Earlier today, while I was sitting in traffic and spacing out, I began to daydream about how I would use some of my leisure time tonight. As usual, for me, I was thinking about sitting down with a book. Currently, I’m re-reading the entire Harry Potter series. That might seem a tad dorky, for a later end of her twenties grown up lady to do, but I’ve decided to embrace that side of myself instead- in fact, I have decided that I don’t have room for guilty pleasures in my life.
This year I moved out of a way-too-big-for-me apartment in the suburbs into my dream apartment- a small studio in the heart of Portland. The months before that move were absorbed by sorting and purging- everything unnecessary had to go. In the end, I moved with about 1/3rd of my original possessions. One of the hardest parts of that sorting was figuring out which books would go, and which must stay. It turned out, in the end, my favorite books were my ‘guilty pleasures’- a few series from my teenage years, like Harry Potter, a plethora of British chick-lit books (all with alarmingly similar plots), an ever expanding collection of Raymond Chandler novels, and a few cherished classics. What surprised me was how easy it was to get rid of all the books that had gathered dust on my shelf as some sort of nerdy street cred, as if to say, “See! I read the Wasteland! And Fitzgerald! These business books were enthralling!”.

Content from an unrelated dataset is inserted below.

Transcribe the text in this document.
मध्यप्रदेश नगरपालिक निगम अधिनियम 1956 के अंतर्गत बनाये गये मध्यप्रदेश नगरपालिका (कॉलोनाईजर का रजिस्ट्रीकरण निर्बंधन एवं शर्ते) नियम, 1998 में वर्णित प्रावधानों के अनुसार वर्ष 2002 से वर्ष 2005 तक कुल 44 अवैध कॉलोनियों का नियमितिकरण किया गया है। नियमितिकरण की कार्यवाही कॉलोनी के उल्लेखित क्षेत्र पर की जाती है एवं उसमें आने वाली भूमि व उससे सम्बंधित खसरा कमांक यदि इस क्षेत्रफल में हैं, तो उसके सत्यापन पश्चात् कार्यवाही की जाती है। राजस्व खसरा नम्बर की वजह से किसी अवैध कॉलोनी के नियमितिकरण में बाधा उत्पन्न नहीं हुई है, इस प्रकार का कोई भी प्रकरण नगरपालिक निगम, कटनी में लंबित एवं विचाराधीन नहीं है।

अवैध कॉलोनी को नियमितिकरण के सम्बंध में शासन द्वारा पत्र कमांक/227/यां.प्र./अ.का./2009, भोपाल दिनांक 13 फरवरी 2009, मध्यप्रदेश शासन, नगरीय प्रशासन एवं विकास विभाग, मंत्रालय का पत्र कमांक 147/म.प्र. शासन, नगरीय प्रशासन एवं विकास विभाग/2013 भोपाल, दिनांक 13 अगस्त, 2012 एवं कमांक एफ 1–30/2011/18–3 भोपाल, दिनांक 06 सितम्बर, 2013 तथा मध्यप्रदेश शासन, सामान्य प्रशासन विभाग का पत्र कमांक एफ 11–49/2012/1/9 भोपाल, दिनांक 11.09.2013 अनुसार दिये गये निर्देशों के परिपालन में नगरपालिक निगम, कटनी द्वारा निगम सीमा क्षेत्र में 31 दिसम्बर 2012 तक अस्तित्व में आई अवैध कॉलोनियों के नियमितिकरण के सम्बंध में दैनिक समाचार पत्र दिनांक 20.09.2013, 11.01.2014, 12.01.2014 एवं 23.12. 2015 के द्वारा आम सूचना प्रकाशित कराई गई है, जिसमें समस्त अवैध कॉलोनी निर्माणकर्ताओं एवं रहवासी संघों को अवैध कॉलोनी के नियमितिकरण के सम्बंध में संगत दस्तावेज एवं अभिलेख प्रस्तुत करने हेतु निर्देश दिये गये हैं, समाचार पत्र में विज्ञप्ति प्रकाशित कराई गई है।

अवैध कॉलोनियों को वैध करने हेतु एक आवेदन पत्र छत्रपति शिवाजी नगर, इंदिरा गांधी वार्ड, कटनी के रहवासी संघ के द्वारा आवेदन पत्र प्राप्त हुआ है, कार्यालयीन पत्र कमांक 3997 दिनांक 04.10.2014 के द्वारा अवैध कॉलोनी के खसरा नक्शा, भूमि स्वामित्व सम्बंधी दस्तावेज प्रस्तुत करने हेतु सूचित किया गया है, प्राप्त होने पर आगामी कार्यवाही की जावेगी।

I had a rule for myself when I made the move- I didn’t want to bring anything that wasn’t going to make me happy. I brought the books and possessions I loved, rather than the ones I had hoped people might be impressed by. To my delight, I’ve discovered that I like my space and myself much better when I’m not pressuring myself to be someone I’m not. So today I am declaring there is simply no room for guilty pleasures in my life- just real true pleasure. There’s just nothing better than sitting down with a good book (whatever that might mean).